The first row demonstrates that SPECT is capable of differentiating normal flow from reduced flow in territories perfused by coronary arteries with moderate obstruction and those with severe obstruction. The lower raw demonstrates that MDCT can detect a difference in flow between territories supplied by patent vessels vs vessels with atherosclerotic disease, but it is unable to differentiate between non-obstructive and obstructive diseases

Nonetheless, there are a few factors that may limit the applicability of MDCT imaging for myocardial blood flow analysis, not the least of which is radiation exposure.
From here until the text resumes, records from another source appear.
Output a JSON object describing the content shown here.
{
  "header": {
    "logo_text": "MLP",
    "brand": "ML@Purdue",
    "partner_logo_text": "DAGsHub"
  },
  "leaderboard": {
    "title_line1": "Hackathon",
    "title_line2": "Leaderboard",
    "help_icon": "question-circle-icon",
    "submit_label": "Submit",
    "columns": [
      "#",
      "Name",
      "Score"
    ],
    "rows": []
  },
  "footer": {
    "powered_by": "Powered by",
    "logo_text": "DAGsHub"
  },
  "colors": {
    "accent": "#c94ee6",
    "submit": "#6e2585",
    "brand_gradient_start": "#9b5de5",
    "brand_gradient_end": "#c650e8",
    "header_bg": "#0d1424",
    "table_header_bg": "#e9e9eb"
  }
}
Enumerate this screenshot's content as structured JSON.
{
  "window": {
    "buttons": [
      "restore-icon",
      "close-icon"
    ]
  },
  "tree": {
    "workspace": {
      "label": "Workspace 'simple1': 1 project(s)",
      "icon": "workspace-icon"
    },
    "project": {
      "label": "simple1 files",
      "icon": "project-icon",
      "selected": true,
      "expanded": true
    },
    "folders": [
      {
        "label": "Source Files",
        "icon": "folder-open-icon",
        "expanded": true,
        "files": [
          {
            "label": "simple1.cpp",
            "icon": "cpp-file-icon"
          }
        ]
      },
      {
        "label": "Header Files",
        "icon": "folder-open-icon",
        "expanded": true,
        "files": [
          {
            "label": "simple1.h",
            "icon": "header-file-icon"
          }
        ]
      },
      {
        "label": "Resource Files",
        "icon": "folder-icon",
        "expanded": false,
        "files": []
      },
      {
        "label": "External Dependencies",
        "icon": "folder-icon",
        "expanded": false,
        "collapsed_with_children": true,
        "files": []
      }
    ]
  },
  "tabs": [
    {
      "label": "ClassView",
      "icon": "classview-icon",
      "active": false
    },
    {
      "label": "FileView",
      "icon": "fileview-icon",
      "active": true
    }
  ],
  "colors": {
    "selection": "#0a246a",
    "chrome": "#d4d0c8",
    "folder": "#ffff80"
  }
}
Given the need to infuse iodine contrast twice and image both at rest and after stress, or three times as in the current investigation where coronary angiography was performed as a separate scan,8 the total radiation dose may amount to unacceptable doses. Iodine-based contrast material has vasodilatory properties and so ensuring true basal measures of blow flow may be problematic. While nuclear techniques measure the global myocardial uptake of a tracer, CFR by MDCT measures intravascular contrast transit and microvascular disease may affect MDCT calculations of flow more than SPECT. There is a need to standardize protocols both in terms of image acquisition and reconstruction and in terms of image interpretation. Finally, more data on the diagnostic accuracy and prognostic utility of MDCT perfusion are needed. However, in view of the incipient success of CFR analysis performed on MDCT angiography scans done to assess coronary anatomy, it is increasingly unlikely that MDCT perfusion will develop to a point where it will become a routine approach of true clinical utility.